Ricci e Bonaccini: “Sanità delle Marche è peggiorata. Silenzio di Acquaroli è clamoroso”
“Continuiamo la nostra campagna davanti ai presidi sanitari, perché la sanità marchigiana purtroppo ha dei grandissimi problemi e negli ultimi 5 anni è peggiorata. Sono aumentate le liste d’attesa, 150mila marchigiani hanno smesso di curarsi perché non trovano risposte nel pubblico e non hanno i soldi per andare dal privato, così come la Regione spenderà quest’anno 160 milioni di euro per la mobilità passiva perché i marchigiani vanno a curarsi in Emilia-Romagna, Lombardia e Umbria”, così Matteo Ricci, europarlamentare PD e candidato alla presidenza della Regione Marche, davanti alla Casa della Comunità di Mondolfo (PU), assieme al l’europarlamentare PD, Stefano Bonaccini.
“Per noi questa situazione è inaccettabile, non accetteremo mai un sistema sanitario dove si cura solo chi ha i soldi o la carta di credito. – dichiara Ricci – Da Presidente della Regione, la prima cosa che farò sarà andare dalla Presidente del Consiglio per batterci per avere almeno il 7% del PIL nella sanità, è necessario per assumere più medici ed infermieri. – prosegue – Inoltre c’è un’organizzazione sanitaria da rivedere. Questa estate le guardie mediche erano chiuse e i pronto soccorso intasati con, in alcuni casi, un aumento degli accessi superiore al 30% e persone costrette ad attendere anche giorni su una barella. – conclude – Noi vogliamo investire sulla sanità pubblica, sulla sanità territoriale e sulla salute mentale, dove siamo ultimi in Italia ed è una vergogna. Investire sulla salute mentale ha un grande risvolto sia per il sociale che per la sicurezza ed è una battaglia di civiltà che vogliamo portare avanti”.

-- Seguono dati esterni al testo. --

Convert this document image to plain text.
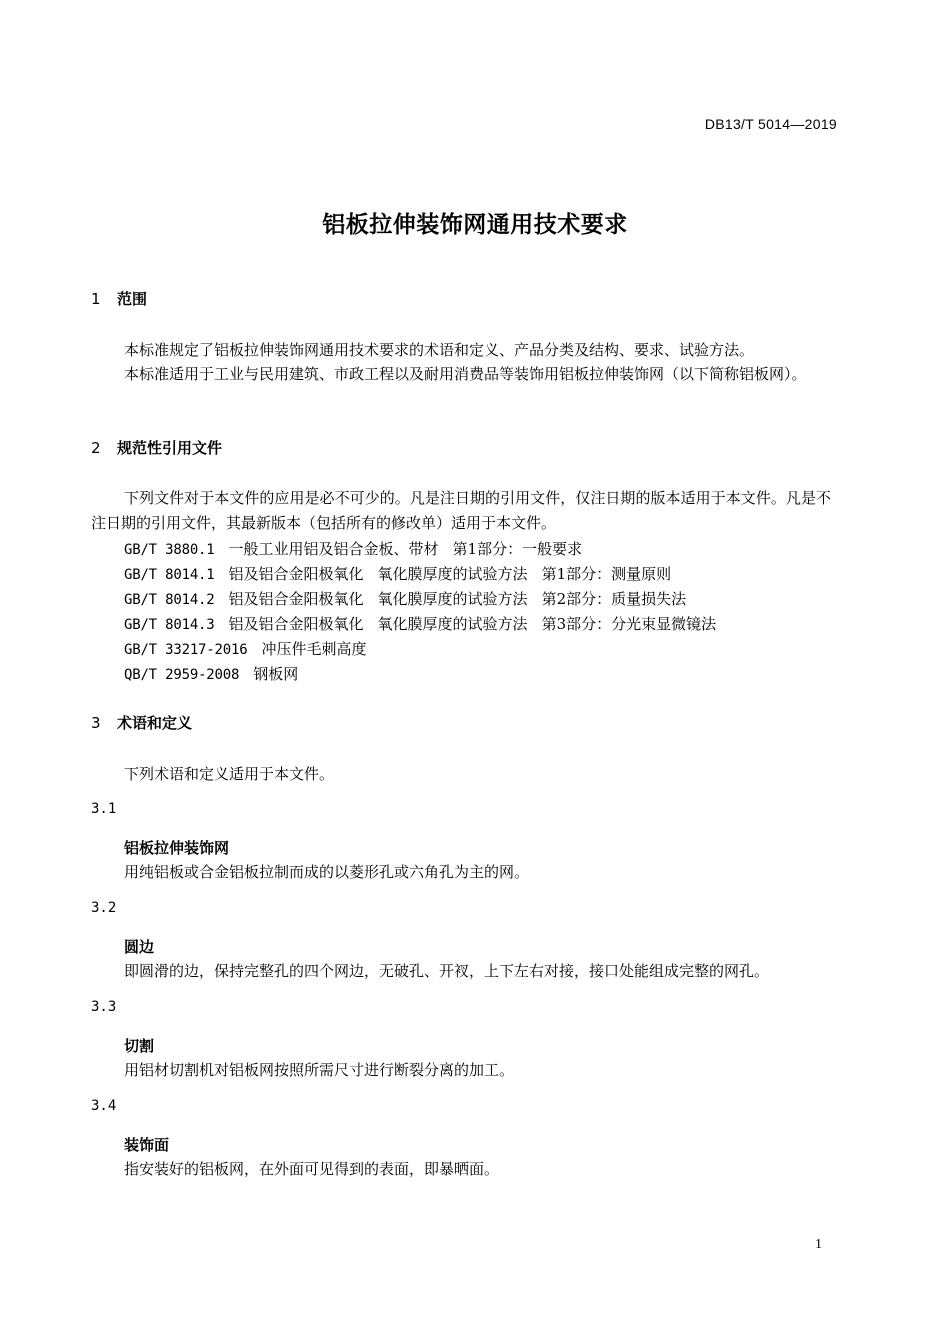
DB13/T 5014—2019
铝板拉伸装饰网通用技术要求
1 范围
本标准规定了铝板拉伸装饰网通用技术要求的术语和定义、产品分类及结构、要求、试验方法。
本标准适用于工业与民用建筑、市政工程以及耐用消费品等装饰用铝板拉伸装饰网（以下简称铝板网）。
2 规范性引用文件
下列文件对于本文件的应用是必不可少的。凡是注日期的引用文件，仅注日期的版本适用于本文件。凡是不注日期的引用文件，其最新版本（包括所有的修改单）适用于本文件。
GB/T 3880.1 一般工业用铝及铝合金板、带材 第1部分：一般要求
GB/T 8014.1 铝及铝合金阳极氧化 氧化膜厚度的试验方法 第1部分：测量原则
GB/T 8014.2 铝及铝合金阳极氧化 氧化膜厚度的试验方法 第2部分：质量损失法
GB/T 8014.3 铝及铝合金阳极氧化 氧化膜厚度的试验方法 第3部分：分光束显微镜法
GB/T 33217-2016 冲压件毛刺高度
QB/T 2959-2008 钢板网
3 术语和定义
下列术语和定义适用于本文件。
3.1
铝板拉伸装饰网
用纯铝板或合金铝板拉制而成的以菱形孔或六角孔为主的网。
3.2
圆边
即圆滑的边，保持完整孔的四个网边，无破孔、开衩，上下左右对接，接口处能组成完整的网孔。
3.3
切割
用铝材切割机对铝板网按照所需尺寸进行断裂分离的加工。
3.4
装饰面
指安装好的铝板网，在外面可见得到的表面，即暴晒面。
1
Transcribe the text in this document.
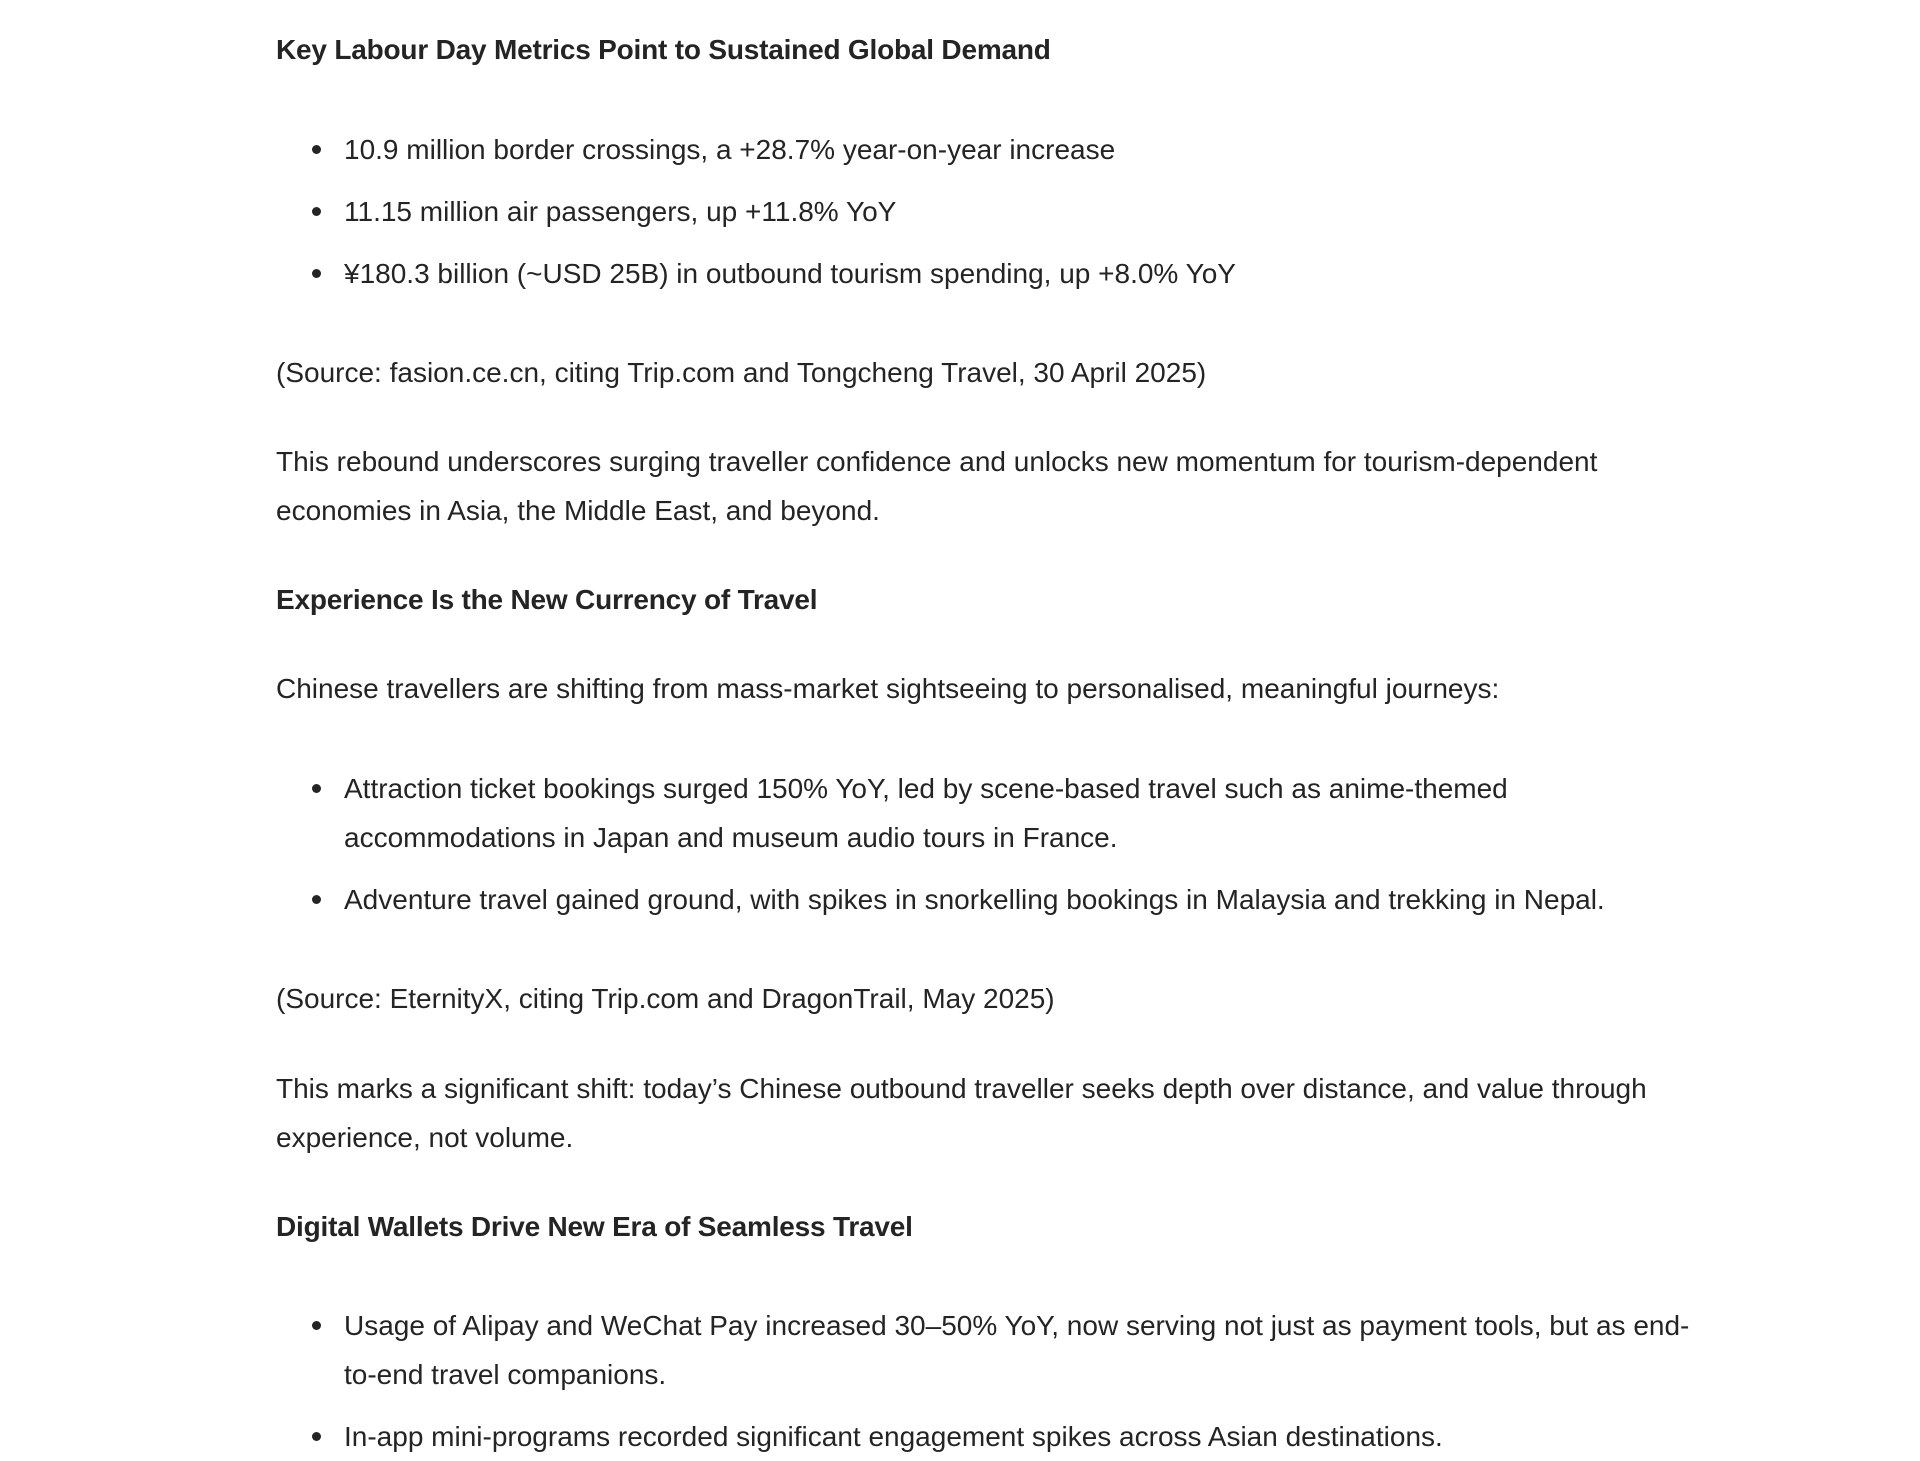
Key Labour Day Metrics Point to Sustained Global Demand

10.9 million border crossings, a +28.7% year-on-year increase

11.15 million air passengers, up +11.8% YoY

¥180.3 billion (~USD 25B) in outbound tourism spending, up +8.0% YoY

(Source: fasion.ce.cn, citing Trip.com and Tongcheng Travel, 30 April 2025)

This rebound underscores surging traveller confidence and unlocks new momentum for tourism-dependent economies in Asia, the Middle East, and beyond.

Experience Is the New Currency of Travel

Chinese travellers are shifting from mass-market sightseeing to personalised, meaningful journeys:

Attraction ticket bookings surged 150% YoY, led by scene-based travel such as anime-themed accommodations in Japan and museum audio tours in France.

Adventure travel gained ground, with spikes in snorkelling bookings in Malaysia and trekking in Nepal.

(Source: EternityX, citing Trip.com and DragonTrail, May 2025)

This marks a significant shift: today’s Chinese outbound traveller seeks depth over distance, and value through experience, not volume.

Digital Wallets Drive New Era of Seamless Travel

Usage of Alipay and WeChat Pay increased 30–50% YoY, now serving not just as payment tools, but as end-to-end travel companions.

In-app mini-programs recorded significant engagement spikes across Asian destinations.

“Ciò che colpisce in questi 5 anni di peggioramento della sanità marchigiana è il silenzio clamoroso del Presidente Acquaroli. – afferma Bonaccini – Io non ho memoria di un Acquaroli che denuncia la riduzione dei fondi per la sanità pubblica o la mancanza di personale sanitario, bensì si è solo accodato ad un Governo nazionale che, mai come in questi anni, ha ridotto il contributo, perché quest’ultimo va rapportato al PIL e al costo della vita, ed in Europa oggi l’Italia è fanalino di coda”.
Ricci: “Avviare subito tavolo regionale su Carbon Line. Il lavoro non va né in ferie né in campagna elettorale”
“Quanto accaduto alla Carbon Line richiede immediatamente l’attivazione da parte della Regione Marche, al fine di tutelare i lavoratori e l’azienda. L’incendio avvenuto l’11 agosto ha devastato una realtà produttiva marchigiana e, da parte delle istituzioni, deve esserci la massima disponibilità nel trattare la questione con urgenza. Si attivi subito tavolo tra la Regione Marche, l’azienda e i sindacati su questa emergenza, perché il lavoro non fa né in ferie né in campagna elettorale. Tra sindacati e realtà aziendale c’è sintonia e apprezzamento reciproco per il lavoro comune che stanno portando avanti, così come dalle imprese del territorio si è mossa una grande onda di solidarietà, in tutto questo però la Regione dov’è? Non è accettabile pensare di rimandare la questione solo perché siamo ad agosto, c’è bisogno di una risposta immediata per tutelare lavoro e lavoratori”, così Matteo Ricci, europarlamentare PD e candidato alla presidenza della Regione Marche, a seguito del sopralluogo svolto nella giornata di oggi, assieme all’europarlamentare e presidente nazionale del PD, Stefano Bonaccini, presso la Carbon Line.
Durante il pomeriggio inoltre, i due europarlamentari, hanno visitato anche altre aziende nel fanese, tra queste la Profilglass e SEA Gruppo Srl.